24
septembre
2024
Le crocodile perd ses dents : Lacoste vaincu par CROCODOG
Author:
TAoMA
Lacoste essuie un revers dans sa bataille pour protéger sa célèbre marque de crocodile. Le 31 juillet 20241, l’EUIPO a rejeté l’opposition de Lacoste contre la marque CROCODOG désignant des produits pour animaux domestiques.
Lacoste, invoquant les articles 8(1)(b) et 8(5) du règlement sur la marque de l’Union européenne (RMUE), soutenait que la marque CROCODOG présentait une similitude avec ses marques figuratives de crocodile, en invoquant un risque de confusion et un détournement de notoriété.

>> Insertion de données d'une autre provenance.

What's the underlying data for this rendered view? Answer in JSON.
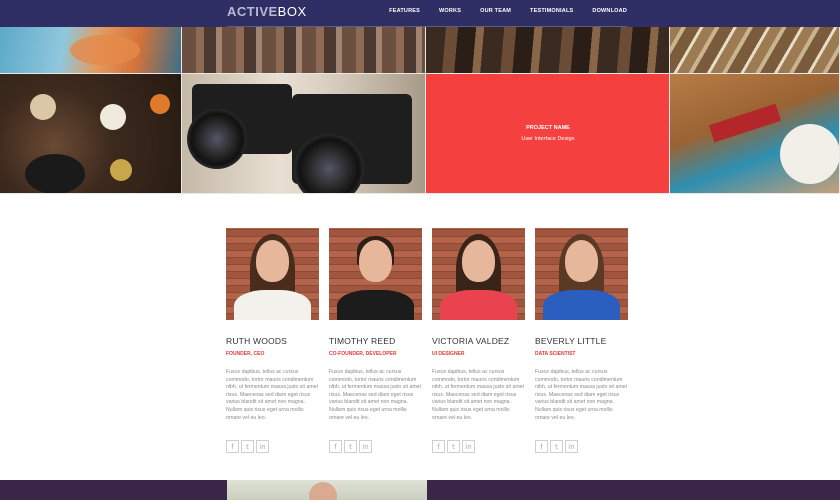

Les différences visuelles et conceptuelles : au cœur de la décision
Dans cette décision, l’EUIPO a rappelé que l’impression globale d’un signe est déterminante pour évaluer la similitude. Bien que le composant verbal ait généralement un poids plus fort, cela n’est pas systématique. Ici, l’élément figuratif de CROCODOG, un animal imaginaire mêlant un crocodile et un chien, a joué un rôle central. Ce croc-chien se distingue par sa taille, sa position et son contenu hautement imaginatif.
En comparaison, les marques de Lacoste représentent un crocodile de façon réaliste, avec des détails anatomiques fidèles. L’EUIPO a estimé que ces représentations réalistes d’un crocodile et l’animal hybride de CROCODOG ne partagent pas de caractéristiques visuelles ou contours similaires. De plus, bien que les deux signes contiennent une tête de crocodile, leurs différences conceptuelles ont suffi à écarter tout risque de confusion ou d’association dans l’esprit du public.
L’impact pour les propriétaires de marques
Cette décision montre que, même pour des marques ayant une forte renommée comme Lacoste, il est essentiel que les signes soient visuellement et conceptuellement similaires pour soutenir une opposition. La notoriété seule ne peut pas surmonter des différences majeures. L’EUIPO a jugé que les divergences entre le crocodile réaliste de Lacoste et l’animal hybride de CROCODOG étaient suffisamment marquées pour rejeter l’opposition.
Malgré le rejet de cette opposition, Lacoste conserve ses possibilités de recours.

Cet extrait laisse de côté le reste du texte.